I did feel a little isolated on the island, but I think that had a lot to do with the guesthouse I was staying in. The other guesthouses I’d stayed at in French Polynesia had a much more communal feel, with hang out areas and group dinners arranged nightly — that wasn’t the case here. Instead, I was given my breakfast on my bungalow balcony, which was surrounded by hedges, so I couldn’t see anyone or anything. Great for privacy, but also good for making you feel lonely.
Having said that, once I ventured outside, I was approached by locals all the time and found it easy to make friends. I spent a fun evening drinking a lime-coconut-dodgy-alcoholic-concoction while hanging out with a group of Polynesian paddleboarders who invited me to join them for sunset on the beach.
But I Was Far From Being the Only Budget Traveler
You don’t really hear much about Bora Bora as a budget destination. Or, at least, I hadn’t heard anything about it.
When I was researching for this trip and reading other articles about how to visit affordably, they were mostly all about grabbing loads of credit cards, racking up your points, and then spending them on free flights and a fancy resort stay.
So I wasn’t expecting much from the budget travel scene. I was expecting it to be similar to when I visited the Maldives in 2014 — I was the only tourist on the local ferries, I ended up being the only tourist on an entire island, I had beaches to myself, and the guesthouses were either empty or filled with locals.

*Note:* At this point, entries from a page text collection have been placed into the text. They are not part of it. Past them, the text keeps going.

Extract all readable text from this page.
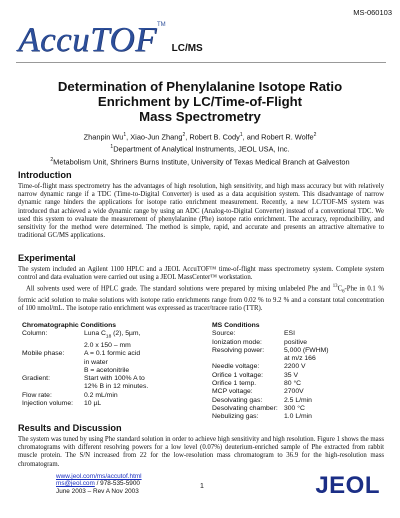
MS-060103
AccuTOF™LC/MS
Determination of Phenylalanine Isotope Ratio
Enrichment by LC/Time-of-Flight
Mass Spectrometry
Zhanpin Wu$^1$, Xiao-Jun Zhang$^2$, Robert B. Cody$^1$, and Robert R. Wolfe$^2$
$^1$Department of Analytical Instruments, JEOL USA, Inc.
$^2$Metabolism Unit, Shriners Burns Institute, University of Texas Medical Branch at Galveston
Introduction
Time-of-flight mass spectrometry has the advantages of high resolution, high sensitivity, and high mass accuracy but with relatively narrow dynamic range if a TDC (Time-to-Digital Converter) is used as a data acquisition system. This disadvantage of narrow dynamic range hinders the applications for isotope ratio enrichment measurement. Recently, a new LC/TOF-MS system was introduced that achieved a wide dynamic range by using an ADC (Analog-to-Digital Converter) instead of a conventional TDC. We used this system to evaluate the measurement of phenylalanine (Phe) isotope ratio enrichment. The accuracy, reproducibility, and sensitivity for the method were determined. The method is simple, rapid, and accurate and presents an attractive alternative to traditional GC/MS applications.
Experimental
The system included an Agilent 1100 HPLC and a JEOL AccuTOF™ time-of-flight mass spectrometry system. Complete system control and data evaluation were carried out using a JEOL MassCenter™ workstation.
All solvents used were of HPLC grade. The standard solutions were prepared by mixing unlabeled Phe and $^{13}C_6$-Phe in 0.1 % formic acid solution to make solutions with isotope ratio enrichments range from 0.02 % to 9.2 % and a constant total concentration of 100 nmol/mL. The isotope ratio enrichment was expressed as tracer/tracee ratio (TTR).
Chromatographic Conditions
Column:	Luna $C_{18}$ (2), 5µm,
2.0 x 150 – mm
Mobile phase:	A = 0.1 formic acid
in water
B = acetonitrile
Gradient:	Start with 100% A to
12% B in 12 minutes.
Flow rate:	0.2 mL/min
Injection volume:	10 µL
MS Conditions
Source:	ESI
Ionization mode:	positive
Resolving power:	5,000 (FWHM)
at m/z 166
Needle voltage:	2200 V
Orifice 1 voltage:	35 V
Orifice 1 temp.	80 °C
MCP voltage:	2700V
Desolvating gas:	2.5 L/min
Desolvating chamber: 300 °C
Nebulizing gas:	1.0 L/min
Results and Discussion
The system was tuned by using Phe standard solution in order to achieve high sensitivity and high resolution. Figure 1 shows the mass chromatograms with different resolving powers for a low level (0.07%) deuterium-enriched sample of Phe extracted from rabbit muscle protein. The S/N increased from 22 for the low-resolution mass chromatogram to 36.9 for the high-resolution mass chromatogram.
www.jeol.com/ms/accutof.html
ms@jeol.com / 978-535-5900
June 2003 – Rev A Nov 2003
1	JEOL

The Bora Bora budget travel scene is far from undiscovered. My guesthouse was full and many of the other $50-80 a night guesthouses looked just as busy. So don’t turn up here thinking you’re some kind of intrepid explorer who’s discovered paradise on the cheap. A lot of people already have.
But the island’s big, so while there are a lot of people on it, it never, ever felt crowded.
Is It Worth It?
It’s funny: before I arrived in Bora Bora, I was expecting to hate it.

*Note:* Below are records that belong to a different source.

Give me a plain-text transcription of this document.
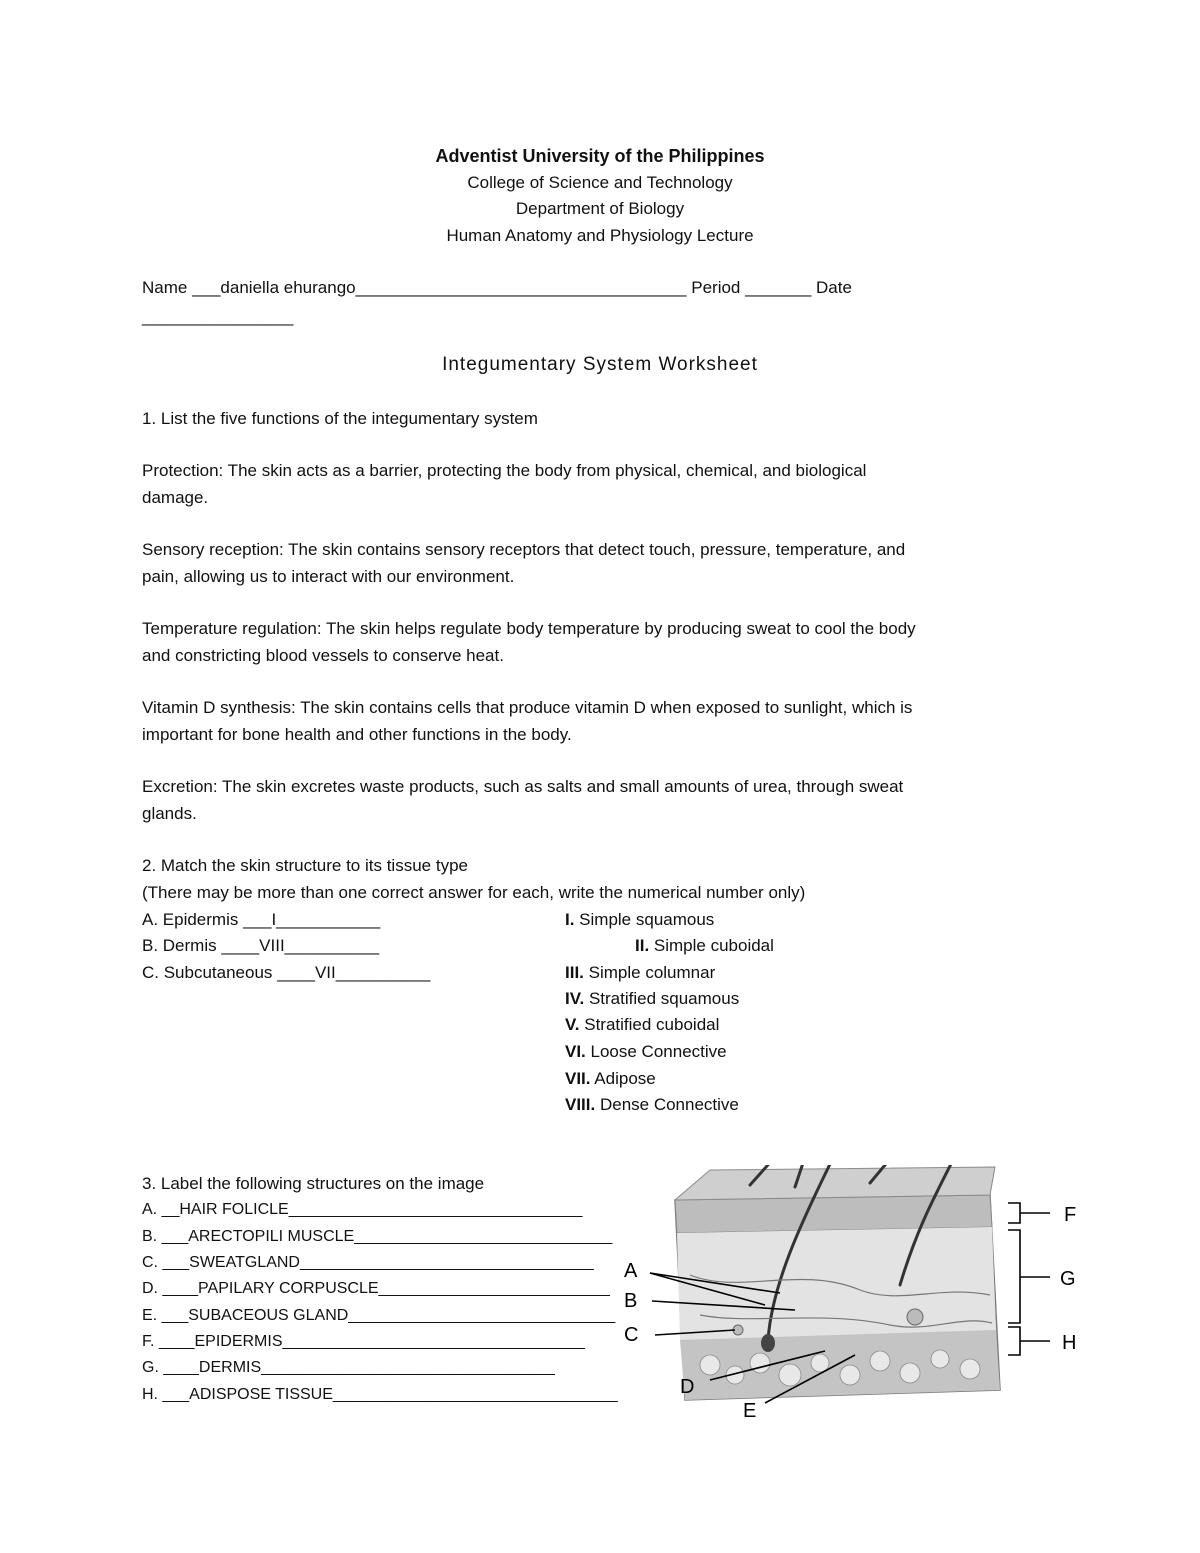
Adventist University of the Philippines
College of Science and Technology
Department of Biology
Human Anatomy and Physiology Lecture
Name ___daniella ehurango___________________________________ Period _______ Date
________________
Integumentary System Worksheet
1. List the five functions of the integumentary system
Protection: The skin acts as a barrier, protecting the body from physical, chemical, and biological
damage.
Sensory reception: The skin contains sensory receptors that detect touch, pressure, temperature, and
pain, allowing us to interact with our environment.
Temperature regulation: The skin helps regulate body temperature by producing sweat to cool the body
and constricting blood vessels to conserve heat.
Vitamin D synthesis: The skin contains cells that produce vitamin D when exposed to sunlight, which is
important for bone health and other functions in the body.
Excretion: The skin excretes waste products, such as salts and small amounts of urea, through sweat
glands.
2. Match the skin structure to its tissue type
(There may be more than one correct answer for each, write the numerical number only)
A. Epidermis ___I___________
B. Dermis ____VIII__________
C. Subcutaneous ____VII__________
I. Simple squamous
II. Simple cuboidal
III. Simple columnar
IV. Stratified squamous
V. Stratified cuboidal
VI. Loose Connective
VII. Adipose
VIII. Dense Connective
A
B
C
D
E
F
G
H
3. Label the following structures on the image
A. __HAIR FOLICLE_________________________________
B. ___ARECTOPILI MUSCLE_____________________________
C. ___SWEATGLAND_________________________________
D. ____PAPILARY CORPUSCLE__________________________
E. ___SUBACEOUS GLAND______________________________
F. ____EPIDERMIS__________________________________
G. ____DERMIS_________________________________
H. ___ADISPOSE TISSUE________________________________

I’d just had an incredible trip around some of the lesser-visited Society Islands and was sure Bora Bora wouldn’t compare. I mean, Maupiti, for example, is geographically very similar to Bora Bora — it has an extinct volcano in the centre, one main road that winds around the island, pretty beaches, a large lagoon, and some beautiful islands on the outer edges of the lagoon. Wouldn’t Bora Bora just be similar, but crammed full of rich tourists, overrun with resorts, and ridiculously expensive?

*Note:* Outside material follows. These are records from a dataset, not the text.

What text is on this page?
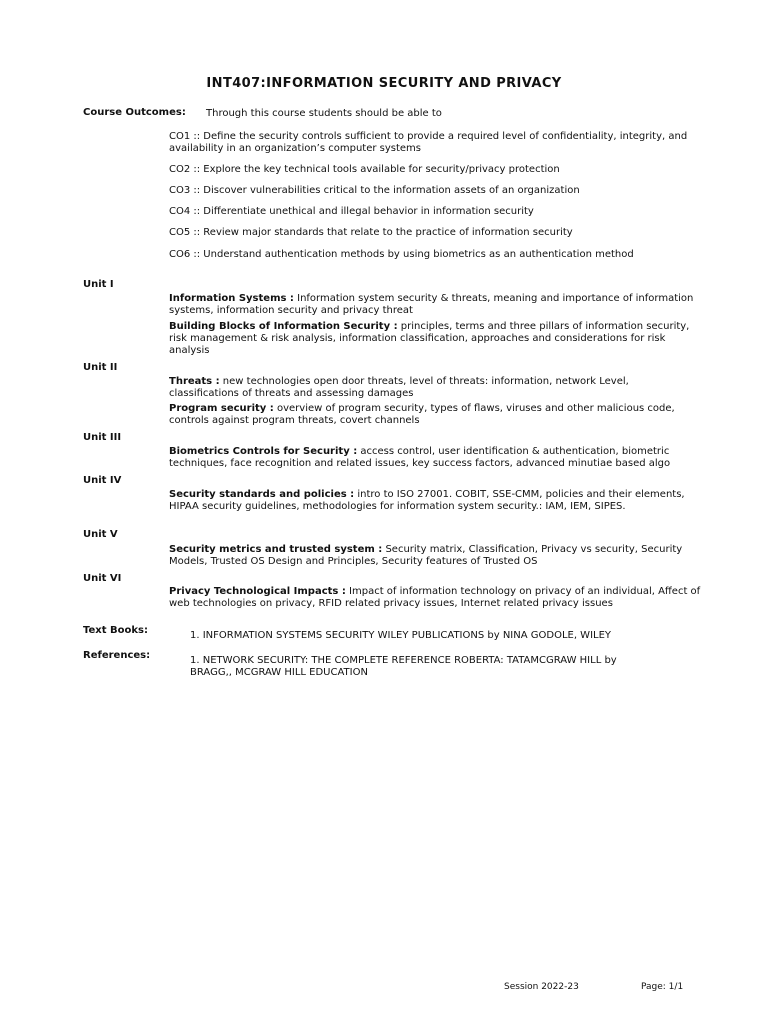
INT407:INFORMATION SECURITY AND PRIVACY
Course Outcomes: Through this course students should be able to
CO1 :: Define the security controls sufficient to provide a required level of confidentiality, integrity, and availability in an organization’s computer systems
CO2 :: Explore the key technical tools available for security/privacy protection
CO3 :: Discover vulnerabilities critical to the information assets of an organization
CO4 :: Differentiate unethical and illegal behavior in information security
CO5 :: Review major standards that relate to the practice of information security
CO6 :: Understand authentication methods by using biometrics as an authentication method
Unit I
Information Systems : Information system security & threats, meaning and importance of information systems, information security and privacy threat
Building Blocks of Information Security : principles, terms and three pillars of information security, risk management & risk analysis, information classification, approaches and considerations for risk analysis
Unit II
Threats : new technologies open door threats, level of threats: information, network Level, classifications of threats and assessing damages
Program security : overview of program security, types of flaws, viruses and other malicious code, controls against program threats, covert channels
Unit III
Biometrics Controls for Security : access control, user identification & authentication, biometric techniques, face recognition and related issues, key success factors, advanced minutiae based algo
Unit IV
Security standards and policies : intro to ISO 27001. COBIT, SSE-CMM, policies and their elements, HIPAA security guidelines, methodologies for information system security.: IAM, IEM, SIPES.
Unit V
Security metrics and trusted system : Security matrix, Classification, Privacy vs security, Security Models, Trusted OS Design and Principles, Security features of Trusted OS
Unit VI
Privacy Technological Impacts : Impact of information technology on privacy of an individual, Affect of web technologies on privacy, RFID related privacy issues, Internet related privacy issues
Text Books:	1. INFORMATION SYSTEMS SECURITY WILEY PUBLICATIONS by NINA GODOLE, WILEY
References:	1. NETWORK SECURITY: THE COMPLETE REFERENCE ROBERTA: TATAMCGRAW HILL by BRAGG,, MCGRAW HILL EDUCATION
Session 2022-23	Page: 1/1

To my great surprise, it was none of those things, and I was seriously impressed.
Bora Bora’s a special place, and I didn’t realise how special until I saw it for myself. I mean, it’s seriously gorgeous — like blow your mind spectacularly gorgeous that you constantly feel like you’re living in a Photoshopped world. There really aren’t that many people on the island either — you can probably see from all of my photos above that there’s never any crowds anywhere. I don’t know if they’re all on excursions or hidden away in resorts (probably), but I never felt like I was in an overly-touristy place.
And the prices? They’re not that bad.
You’ll pay a little more for food. You’ll pay a little more for transportation. You’ll pay a little more for the excursions. But it’s not eye-wateringly bad. It’s $20 for dinner instead of $15; it’s $15 a day for a bicycle rental instead of $5. It’s $70 for a lagoon cruise instead of $50.
So yes, I’d say that Bora Bora is definitely worth visiting. I’d also say that it would be a good idea to visit another island or two in the Society Islands while you’re there to see a different side to French Polynesia that isn’t just about tourism and excursions — Huahine was my favourite island and, um, I actually found the beach there to be nicer than the ones on Bora Bora.
So yeah. Bam! Bora Bora on a budget. It’s totally possible.